То же самое в отношении буддийских легенд. В [Матфей, IV, 19] Иисус говорит такие слова: “Идите за Мною, и я сделаю вас ловцами человеков”; сказано это в ходе беседы между ним и Симоном Петром, и Андреем, его братом.

В “Der Weise und der Thor” Шмидта [647], труде полном эпизодов из жизни Будды и его учеников, которые все взяты из оригинальных текстов, сказано об одном новообращенном в веру Будды, что “он был пойман на крючок учения, в точности как рыба, пойманная на приманку, и удочка тщательно вытаскивалась из воды”. В храмах Сиама изображение ожидаемого Будды, Мессии Майтрейи, представлено с рыбацкой сетью в руках, тогда как в Тибете он держит какую-то ловушку. В объяснении к этому сказано:

“Он (Будда) разбрасывает по океану рождений и увяданий цветок лотоса превосходного закона в качестве приманки; петлею приверженности, никогда не выбрасываемой понапрасну он вытаскивает живые существа, как рыбы, и переносит их на ту сторону реки, где истинное понимание” [648, с. 213].

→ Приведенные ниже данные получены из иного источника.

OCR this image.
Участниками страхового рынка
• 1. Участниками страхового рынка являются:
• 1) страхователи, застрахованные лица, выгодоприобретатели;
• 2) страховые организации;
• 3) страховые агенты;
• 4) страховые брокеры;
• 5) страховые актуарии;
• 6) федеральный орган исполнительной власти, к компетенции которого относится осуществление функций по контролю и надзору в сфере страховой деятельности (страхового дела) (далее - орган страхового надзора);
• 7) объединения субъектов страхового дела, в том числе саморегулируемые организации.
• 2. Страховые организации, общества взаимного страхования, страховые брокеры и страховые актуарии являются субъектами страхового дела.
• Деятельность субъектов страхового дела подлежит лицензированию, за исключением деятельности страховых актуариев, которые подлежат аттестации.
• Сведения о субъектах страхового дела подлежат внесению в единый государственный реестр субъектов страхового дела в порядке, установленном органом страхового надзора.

Если бы эрудированный архиепископ Кейв, Грабе и д-р Паркер, которые так горячо боролись в свое время за включение “Посланий Иисуса Христа и Абгара, царя Едесса” в канон Священного Писания, жили бы в наши дни Макса Мюллера и санскритологии, — мы сомневаемся, что они действовали бы так, как в свое время. Первое упоминание этих Посланий связано со знаменитым Евсевием. Этот набожный епископ, кажется, нашел свое призвание в том, чтобы снабдить христианство наиболее неожиданными доказательствами для подтверждения самых диких его фантазий. Должны ли мы в число многих свершений епископа Кесареи включить и знание им сингалезского, пехлевийского, тибетского и других языков — этого мы не знаем; но он, несомненно, переписал письма Иисуса и Абгара, а также повествование о чудотворном портрете Христа, получившемся на куске материи простым вытиранием его лица, — из буддийского Канона. Для верности, епископ объявил, что он сам нашел это послание, написанное на сирийском языке, сохранившееся среди архивных материалов в городе Едессе, где царствовал Абгар,642 Мы напоминаем слова Бабриаса:

“Миф, о сын царя Александра, есть древнее человеческое изображение сирийцев, которые жили в старину при Нине и Бэле”.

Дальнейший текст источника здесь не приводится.